Recipe
Creamy Cauliflower Pasta with Savoury Chanterelles
Fall is officially here which means comfort food is happening more than ever, at least for me. I do not have pasta very often, but when I do I feel so cozy and satisfied afterwards. In this recipe I have used one of my favourite ingredients, chanterelles. These mushrooms are just so beautiful, and absolutely delicious when cooked the right way. This recipe can easily be scaled up, and you might want to considering how delicious it is.
Ingredients
Dish
1
portion pasta (I used farfalle)
0.25
chopped cauliflower
0.5
teaspoon vegetable broth powder (I used a chicken flavoured one)
2
tablespoons nutritional yeast
0.5
teaspoon mustard
0.5
teaspoon apple cider vinegar
100
grams chanterelle mushrooms
1
tablespoon soy sauce
Salt and pepper
Instructions
Pasta Sauce
- Cook the cauliflower in boiling water until fork tender.

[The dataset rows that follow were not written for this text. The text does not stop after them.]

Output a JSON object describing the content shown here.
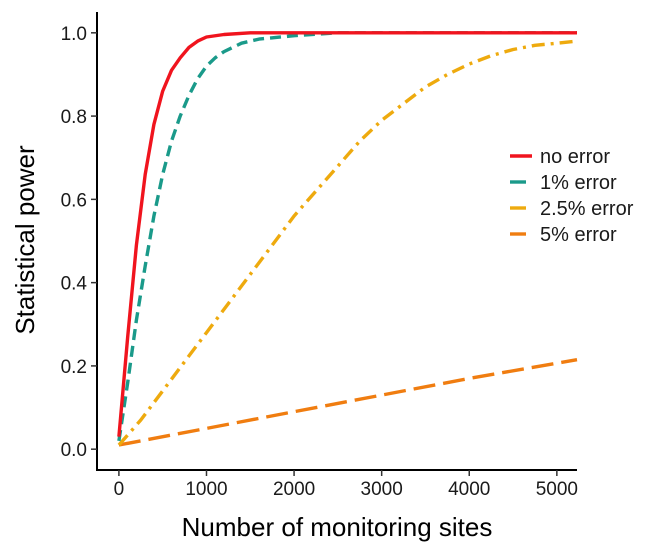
{
  "chart_data": {
    "type": "line",
    "title": "",
    "xlabel": "Number of monitoring sites",
    "ylabel": "Statistical power",
    "xlim": [
      -250,
      5230
    ],
    "ylim": [
      -0.05,
      1.05
    ],
    "xticks": [
      0,
      1000,
      2000,
      3000,
      4000,
      5000
    ],
    "xtick_labels": [
      "0",
      "1000",
      "2000",
      "3000",
      "4000",
      "5000"
    ],
    "yticks": [
      0.0,
      0.2,
      0.4,
      0.6,
      0.8,
      1.0
    ],
    "ytick_labels": [
      "0.0",
      "0.2",
      "0.4",
      "0.6",
      "0.8",
      "1.0"
    ],
    "grid": false,
    "legend_position": "right",
    "series": [
      {
        "name": "no error",
        "color": "#f0141e",
        "dash": "solid",
        "x": [
          0,
          100,
          200,
          300,
          400,
          500,
          600,
          700,
          800,
          900,
          1000,
          1200,
          1500,
          2000,
          3000,
          4000,
          5230
        ],
        "y": [
          0.03,
          0.27,
          0.49,
          0.66,
          0.78,
          0.86,
          0.91,
          0.94,
          0.965,
          0.98,
          0.99,
          0.996,
          1.0,
          1.0,
          1.0,
          1.0,
          1.0
        ]
      },
      {
        "name": "1% error",
        "color": "#1a9a8a",
        "dash": "dashed",
        "x": [
          0,
          100,
          200,
          300,
          400,
          500,
          600,
          700,
          800,
          900,
          1000,
          1100,
          1200,
          1400,
          1600,
          2000,
          2500,
          3000,
          4000,
          5230
        ],
        "y": [
          0.02,
          0.16,
          0.31,
          0.44,
          0.56,
          0.66,
          0.74,
          0.8,
          0.85,
          0.89,
          0.92,
          0.94,
          0.955,
          0.975,
          0.985,
          0.993,
          1.0,
          1.0,
          1.0,
          1.0
        ]
      },
      {
        "name": "2.5% error",
        "color": "#eeaa0e",
        "dash": "dashdot",
        "x": [
          0,
          250,
          500,
          750,
          1000,
          1250,
          1500,
          1750,
          2000,
          2250,
          2500,
          2750,
          3000,
          3250,
          3500,
          3750,
          4000,
          4250,
          4500,
          4750,
          5000,
          5230
        ],
        "y": [
          0.01,
          0.07,
          0.14,
          0.21,
          0.28,
          0.35,
          0.42,
          0.49,
          0.56,
          0.62,
          0.68,
          0.74,
          0.79,
          0.83,
          0.87,
          0.9,
          0.925,
          0.945,
          0.96,
          0.97,
          0.975,
          0.98
        ]
      },
      {
        "name": "5% error",
        "color": "#f07d10",
        "dash": "longdash",
        "x": [
          0,
          1000,
          2000,
          3000,
          4000,
          5230
        ],
        "y": [
          0.01,
          0.05,
          0.09,
          0.13,
          0.17,
          0.215
        ]
      }
    ]
  }
}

- Add it to a blender with the broth powder, nutritional yeast, mustard, vinegar, salt and pepper. Add some water or plant based milk and blend until nice and creamy.
- Cook your pasta according to instructions.
- Fry the chanterelles in a little oil. Try to move them as little as possible for ultimate flavour.
- Right before serving add your soy sauce and lots of black pepper to the mushrooms and allow them to caramelise.
- Drain your pasta and cover it with the sauce.
- Serve everything up with some greens and enjoy.